Hotels started giving their leftover food. “We would leave our doors open and had food whenever someone offered it, even if it was 11’ o clock in the night,” Papa recalls.
Orphaned at a very young age, siblings Rajan and Rajalakshmi had grown under the care of their maternal grandparents. But the ailing grandparents couldn’t take care of the little ones anymore and so, they knocked the doors of Udavum Karangal.
Left with nothing but each other, Rajan would constantly hang on to his little sister like a shadow. It took them awhile to get used to their new big family.
Papa Vidyaakar had told the siblings that they now had more brothers and sisters to share their home with. And slowly, they opened up and learned to love other children like the way they did each other.
With each passing year, they grew up to be confident individuals. Today, Rajan is a successful computer engineer at Infosys and Rajalakshmi has completed her Bsc Maths with flying colors.
This June, she will turn a happy bride when she marries Dr Manikandan, a professor of economics.
One more daughter from Udavum Karangal will leave to begin a new journey of hope. As for her brother, he now has more than one sister to take care of and he takes his responsibility rather seriously.
Having worked in Institute of Mental Health (IMH) for two years, Vidyaakar also started caring for psychiatric patients.
For thirty years, he had raised several babies, seen them get educated, handled psychiatric patients, protected those who were abandoned and had seen death stare in his face more often than life.
But that has not robbed him of the sensitivity for the dying. Speaking of a recent familial loss, he says, “There was this cook who used to work in a hotel that fed us regularly. He had no one and joined us when he was bedridden.
“We cleaned him every day as he had bed sores. His only love in life was bananas. Fifteen days back, I gave him Ganga jal (holy water) and asked him if he wanted to have ground banana (he couldn’t swallow solid food), he smiled happily and in few minutes, passed away. “
Children raised by him have made him proud.
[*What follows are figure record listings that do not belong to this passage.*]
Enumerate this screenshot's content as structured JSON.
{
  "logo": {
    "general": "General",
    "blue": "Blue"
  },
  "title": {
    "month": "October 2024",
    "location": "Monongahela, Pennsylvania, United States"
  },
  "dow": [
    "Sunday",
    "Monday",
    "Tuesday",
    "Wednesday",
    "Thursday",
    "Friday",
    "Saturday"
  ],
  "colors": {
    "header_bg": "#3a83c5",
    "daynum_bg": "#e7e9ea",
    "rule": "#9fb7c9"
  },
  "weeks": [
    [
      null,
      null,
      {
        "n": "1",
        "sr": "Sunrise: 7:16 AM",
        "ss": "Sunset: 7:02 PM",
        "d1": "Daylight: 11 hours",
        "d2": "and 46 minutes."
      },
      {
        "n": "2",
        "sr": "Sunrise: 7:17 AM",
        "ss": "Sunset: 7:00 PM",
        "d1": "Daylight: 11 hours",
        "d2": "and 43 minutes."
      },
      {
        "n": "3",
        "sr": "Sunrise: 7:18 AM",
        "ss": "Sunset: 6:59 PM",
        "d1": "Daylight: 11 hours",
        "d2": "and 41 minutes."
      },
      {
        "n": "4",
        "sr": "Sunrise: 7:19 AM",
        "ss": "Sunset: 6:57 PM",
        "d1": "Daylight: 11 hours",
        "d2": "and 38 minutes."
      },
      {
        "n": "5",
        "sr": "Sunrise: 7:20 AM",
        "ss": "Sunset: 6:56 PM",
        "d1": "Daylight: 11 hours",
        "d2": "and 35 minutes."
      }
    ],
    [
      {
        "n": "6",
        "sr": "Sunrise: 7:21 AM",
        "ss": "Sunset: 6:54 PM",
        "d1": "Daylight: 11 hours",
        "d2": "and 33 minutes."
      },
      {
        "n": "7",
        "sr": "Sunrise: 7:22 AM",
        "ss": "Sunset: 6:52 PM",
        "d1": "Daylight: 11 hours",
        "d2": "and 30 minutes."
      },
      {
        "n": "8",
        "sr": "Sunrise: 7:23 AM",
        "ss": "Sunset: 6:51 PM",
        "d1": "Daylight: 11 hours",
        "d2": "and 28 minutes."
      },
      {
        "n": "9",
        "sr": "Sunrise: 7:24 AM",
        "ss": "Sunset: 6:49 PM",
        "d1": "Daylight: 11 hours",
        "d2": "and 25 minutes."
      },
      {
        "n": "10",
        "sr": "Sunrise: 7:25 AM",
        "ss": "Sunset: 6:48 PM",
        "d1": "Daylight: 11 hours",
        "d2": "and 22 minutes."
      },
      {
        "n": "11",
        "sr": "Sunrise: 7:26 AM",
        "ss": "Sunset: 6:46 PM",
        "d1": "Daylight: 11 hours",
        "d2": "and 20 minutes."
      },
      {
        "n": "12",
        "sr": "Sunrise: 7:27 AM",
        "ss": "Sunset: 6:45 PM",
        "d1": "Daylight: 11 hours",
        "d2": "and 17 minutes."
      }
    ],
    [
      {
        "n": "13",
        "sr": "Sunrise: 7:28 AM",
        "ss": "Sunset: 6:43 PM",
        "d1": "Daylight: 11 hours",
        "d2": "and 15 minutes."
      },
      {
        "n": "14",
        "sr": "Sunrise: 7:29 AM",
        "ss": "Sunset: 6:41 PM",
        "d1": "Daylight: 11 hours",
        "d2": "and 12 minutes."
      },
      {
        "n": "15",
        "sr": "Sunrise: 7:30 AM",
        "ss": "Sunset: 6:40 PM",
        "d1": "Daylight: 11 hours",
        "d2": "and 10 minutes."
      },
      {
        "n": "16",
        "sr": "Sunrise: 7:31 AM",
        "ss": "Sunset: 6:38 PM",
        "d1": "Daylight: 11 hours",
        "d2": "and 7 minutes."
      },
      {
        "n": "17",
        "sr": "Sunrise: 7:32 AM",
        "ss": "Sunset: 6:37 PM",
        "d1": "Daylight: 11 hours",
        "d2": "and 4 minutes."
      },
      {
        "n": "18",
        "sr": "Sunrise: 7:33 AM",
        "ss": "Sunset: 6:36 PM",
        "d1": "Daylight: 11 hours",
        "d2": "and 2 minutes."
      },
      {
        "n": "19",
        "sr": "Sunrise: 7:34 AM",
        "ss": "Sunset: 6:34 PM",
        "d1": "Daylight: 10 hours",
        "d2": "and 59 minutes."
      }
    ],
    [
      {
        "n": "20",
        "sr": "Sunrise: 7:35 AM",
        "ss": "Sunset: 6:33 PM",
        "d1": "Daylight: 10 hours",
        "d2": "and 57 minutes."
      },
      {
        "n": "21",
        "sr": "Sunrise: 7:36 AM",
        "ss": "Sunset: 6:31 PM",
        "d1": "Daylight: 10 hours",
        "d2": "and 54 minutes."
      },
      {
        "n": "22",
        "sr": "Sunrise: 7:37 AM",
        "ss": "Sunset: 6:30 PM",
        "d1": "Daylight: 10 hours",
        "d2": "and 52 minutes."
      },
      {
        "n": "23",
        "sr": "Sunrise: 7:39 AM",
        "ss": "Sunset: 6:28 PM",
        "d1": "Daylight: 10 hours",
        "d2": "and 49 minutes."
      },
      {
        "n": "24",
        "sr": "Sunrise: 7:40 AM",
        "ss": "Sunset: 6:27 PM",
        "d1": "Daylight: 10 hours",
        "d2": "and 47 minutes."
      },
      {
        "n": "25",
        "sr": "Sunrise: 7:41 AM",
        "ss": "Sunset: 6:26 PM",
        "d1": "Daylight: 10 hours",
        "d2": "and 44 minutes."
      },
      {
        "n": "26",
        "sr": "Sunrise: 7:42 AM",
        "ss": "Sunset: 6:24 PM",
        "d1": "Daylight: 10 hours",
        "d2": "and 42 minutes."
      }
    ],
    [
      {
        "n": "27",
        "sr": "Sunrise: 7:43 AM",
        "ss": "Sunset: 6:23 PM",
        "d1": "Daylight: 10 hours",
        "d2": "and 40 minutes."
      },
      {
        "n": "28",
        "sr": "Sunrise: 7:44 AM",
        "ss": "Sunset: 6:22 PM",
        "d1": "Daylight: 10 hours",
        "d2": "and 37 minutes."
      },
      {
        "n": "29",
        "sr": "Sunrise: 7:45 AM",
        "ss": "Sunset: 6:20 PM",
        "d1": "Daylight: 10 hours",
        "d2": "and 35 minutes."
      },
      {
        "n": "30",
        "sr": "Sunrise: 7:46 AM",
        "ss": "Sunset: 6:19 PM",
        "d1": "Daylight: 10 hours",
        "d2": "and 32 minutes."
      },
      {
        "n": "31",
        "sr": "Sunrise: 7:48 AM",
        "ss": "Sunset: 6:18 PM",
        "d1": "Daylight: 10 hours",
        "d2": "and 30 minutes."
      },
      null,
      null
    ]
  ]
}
His home has produced three gold medalists and several college toppers.
His favourite memory though is of a child writing in his school book that his father’s name was papa and his mother’s name was papa too.
He smiles, “Being a mother is not by gender but by quality.” But he does agree that being a male social worker has its limitations.
A child wrote that his father’s name was papa and his mother’s name was papa too
“While the boys grow up to be very close to me, there is a certain physical distance I need to maintain with the girls even if I treat them as my own daughters. If it was a female worker, all of them would have treated her like a mother!”
Udavum Karangal has homes in Madurai, Coimbatore and Thiruvanamalai apart from Chennai.
They also have community projects for cleft patients, child heart patients, a mobile school for children of migratory workers, and a hospital that provides basic healthcare facilities.
Having been there and done it all, Vidyaakar’s advice for budding social entrepreneurs is: “Lot of people come to me and say, ‘I want to do something’. But this is not like some pizza business, you cannot do it part-time, it requires commitment and passion.
“And when you help, never think whose mistake it was, it is always about whose life it is.”